En plein mois d'août où la production est censée répondre à la demande, la tomate est cédée entre 50 et 60 dinars le kilo, alors que durant le mois d'août 2013, son prix n'avait pas dépassé les 40 dinars. En outre, en moyenne, la pomme de terre est proposée à 65 dinars, la carotte à 60 dinars, le poivron entre 70 et 90, selon la qualité. Les autres légumes ont, pour leur part, connu une hausse moins importante, soit entre 5 et 10 DA au kilo. L'oignon a gagné 10 dinars pour atteindre les 35 DA. Les fruits sont également touchés par cette hausse.
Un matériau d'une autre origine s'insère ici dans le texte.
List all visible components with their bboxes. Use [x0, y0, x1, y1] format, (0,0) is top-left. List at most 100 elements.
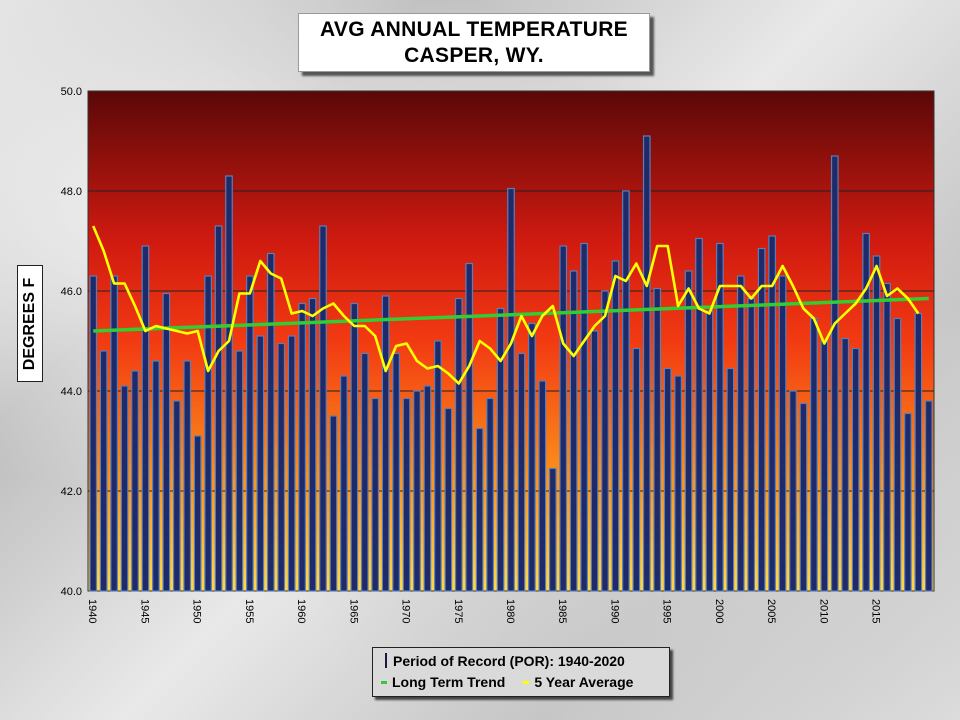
bar — [872, 255, 881, 592]
bar — [193, 435, 202, 592]
y-axis-label: DEGREES F — [21, 277, 38, 370]
legend-avg-swatch — [523, 681, 530, 684]
x-tick-label: 1990 — [608, 599, 620, 623]
bar — [204, 275, 212, 592]
bar — [454, 297, 463, 592]
x-tick-label: 1960 — [295, 599, 307, 623]
x-tick-label: 1955 — [243, 599, 255, 623]
bar — [747, 297, 756, 592]
bar — [559, 245, 568, 592]
bar — [246, 275, 254, 592]
bar — [663, 367, 672, 592]
bar — [99, 350, 108, 592]
y-tick-label: 42.0 — [61, 486, 82, 498]
bar — [653, 287, 662, 592]
bar — [162, 292, 171, 592]
legend-label-trend: Long Term Trend — [392, 674, 506, 690]
five-year-average-line — [92, 225, 920, 385]
bar — [475, 427, 484, 592]
bar — [266, 252, 275, 592]
bar — [465, 262, 474, 592]
bar — [89, 275, 98, 592]
bar — [350, 302, 359, 592]
bar — [507, 187, 515, 592]
bar — [538, 380, 547, 592]
bar — [914, 312, 923, 592]
bar — [141, 245, 150, 592]
chart-title-box: AVG ANNUAL TEMPERATURE CASPER, WY. — [298, 13, 650, 72]
bar — [684, 270, 693, 592]
bar — [287, 335, 296, 592]
line-series — [92, 225, 929, 385]
x-tick-label: 1980 — [504, 599, 516, 623]
bar — [883, 282, 891, 592]
bar — [496, 307, 505, 592]
bar — [757, 247, 766, 592]
bar — [820, 340, 829, 592]
bar — [423, 385, 432, 592]
bar — [611, 260, 620, 592]
chart-title-line-1: AVG ANNUAL TEMPERATURE — [320, 18, 628, 41]
bar — [517, 352, 526, 592]
bar-series — [89, 135, 933, 592]
bar — [256, 335, 265, 592]
bar — [642, 135, 651, 592]
bar — [183, 360, 192, 592]
bar — [235, 350, 244, 592]
bar — [841, 337, 850, 592]
bar — [381, 295, 390, 592]
x-tick-label: 1985 — [556, 599, 568, 623]
y-tick-label: 40.0 — [61, 586, 82, 598]
bar — [319, 225, 327, 592]
bar — [120, 385, 129, 592]
bar — [569, 270, 578, 592]
bar — [768, 235, 776, 592]
bar — [434, 340, 442, 592]
y-axis-label-box: DEGREES F — [17, 265, 43, 382]
legend-bar-swatch — [385, 653, 387, 668]
bar — [131, 370, 139, 592]
x-tick-label: 1965 — [347, 599, 359, 623]
bar — [308, 297, 317, 592]
legend-trend-swatch — [381, 681, 387, 684]
bar — [486, 397, 494, 592]
bar — [360, 352, 369, 592]
bar — [726, 367, 735, 592]
bar — [152, 360, 160, 592]
bar — [601, 290, 609, 592]
bar — [893, 317, 902, 592]
bar — [298, 302, 306, 592]
bar — [778, 275, 787, 592]
x-tick-label: 1940 — [86, 599, 98, 623]
x-tick-label: 1950 — [191, 599, 203, 623]
bar — [810, 317, 818, 592]
bar — [924, 400, 933, 592]
y-tick-label: 50.0 — [61, 86, 82, 98]
x-tick-label: 2010 — [817, 599, 829, 623]
bar — [632, 347, 641, 592]
bar — [110, 275, 118, 592]
bar — [277, 342, 286, 592]
y-tick-label: 46.0 — [61, 286, 82, 298]
x-tick-label: 2005 — [765, 599, 777, 623]
bar — [392, 352, 400, 592]
bar — [705, 310, 714, 592]
bar — [799, 402, 808, 592]
bar — [214, 225, 223, 592]
x-axis-ticks: 1940 1945 1950 1955 1960 1965 1970 1975 1980 1985… — [86, 599, 881, 623]
x-tick-label: 1970 — [400, 599, 412, 623]
bar — [548, 467, 557, 592]
x-tick-label: 2000 — [713, 599, 725, 623]
bar — [371, 397, 380, 592]
bar — [329, 415, 338, 592]
bar — [172, 400, 181, 592]
chart-title-line-2: CASPER, WY. — [404, 44, 544, 67]
x-tick-label: 2015 — [870, 599, 882, 623]
legend-label-avg: 5 Year Average — [534, 674, 634, 690]
bar — [674, 375, 682, 592]
bar — [851, 347, 860, 592]
bar — [225, 175, 233, 592]
bar — [862, 232, 870, 592]
y-axis-ticks: 40.0 42.0 44.0 46.0 48.0 50.0 — [61, 86, 82, 598]
x-tick-label: 1995 — [661, 599, 673, 623]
Les pommes sont à 250 DA le kilo, les bananes sont à 185 DA, alors qu'elles étaient entre 130 et 140 DA. Le raisin, par exemple, n'est pas cédé au-dessous des 100 dinars pour les qualités nobles comme le «cardinal» ou le «muscat» vendu lui entre 150 et 200 dinars le kilo, selon les sites de vente.

Les commerçants expliquent ces hausses par, notamment, le déséquilibre entre l'offre et la demande. «Les producteurs et certains intermédiaires ont recours au stockage des produits dans les entrepôts frigorifiques. Et en cette période estivale où la demande est très importante, les spéculateurs saisissent l'occasion, surtout que certains producteurs, qui n'ont pas de dépôts frigorifiques, ont perdu leur récoltes à cause de la canicule de ce mois d'août». Le manque d'infrastructures de stockage et l'insuffisance des marchés de proximité sont également des facteurs à l'origine de la hausse des prix des fruits et légumes.
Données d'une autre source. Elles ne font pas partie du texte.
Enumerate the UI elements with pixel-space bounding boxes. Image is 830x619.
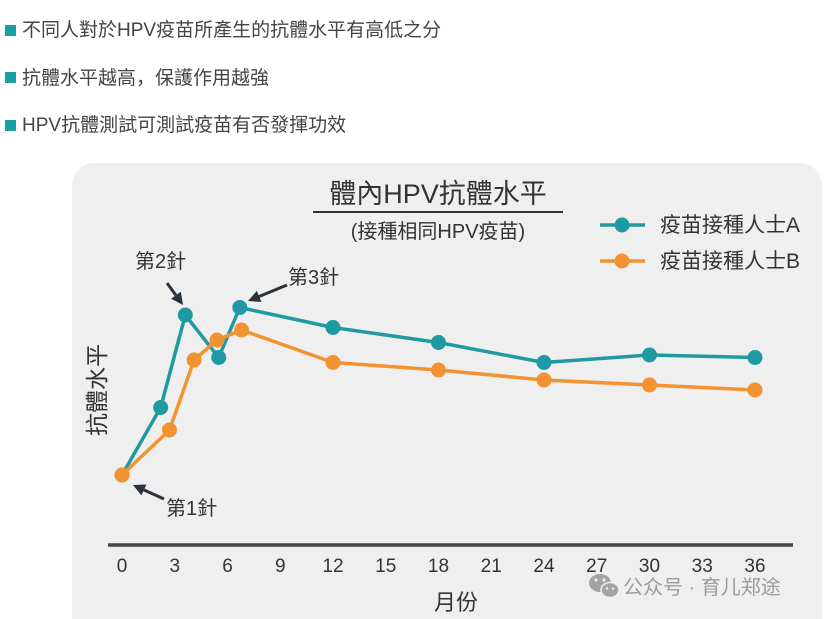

Selon les derniers chiffres de l'ONS, l'indice des prix à la consommation de la ville d'Alger, un indice ensuite étendu à l'ensemble du territoire national, a augmenté au mois de juin 2014 de 1,8% par rapport au mois de mai contre 0,7% au mois de juin 2013. Cette surchauffe des produits de consommation s'explique, selon l'office, par la hausse des prix des biens alimentaires, qui ont bondi de 3,6%, dopés par un bond de 7,1% des produits agricoles frais. Les prix des produits alimentaires industriels accusent une croissance modérée de 0,4%. Ainsi, la surchauffe des produits agricoles frais est induite par la hausse de 12,00% des légumes et 15,1% des fruits, de 12,2% pour la volaille et près de 30,3% pour la seule pomme de terre. «Corrigé des variations saisonnières, l'indice des prix à la consommation accuse, pour ce mois de juin 2014, une hausse de 2,2% par rapport au mois écoulé», précise l'ONS dans sa note de conjoncture. Au mois de juin 2014 et par rapport au même mois de l'année 2013, la hausse des prix des produits à la consommation s'est établie à 2,8%, le rythme d'inflation annuel (juillet 2013 à juin 2014/ juillet 2012 à juin 2013) étant élevé, soit +1,5%, explique encore l'ONS. En 2013, le taux d'inflation annuel a atteint, officiellement, 3,3%, après avoir atteint une année auparavant les 8,9%. Le taux moyen escompté pour 2014 est de 3,5%.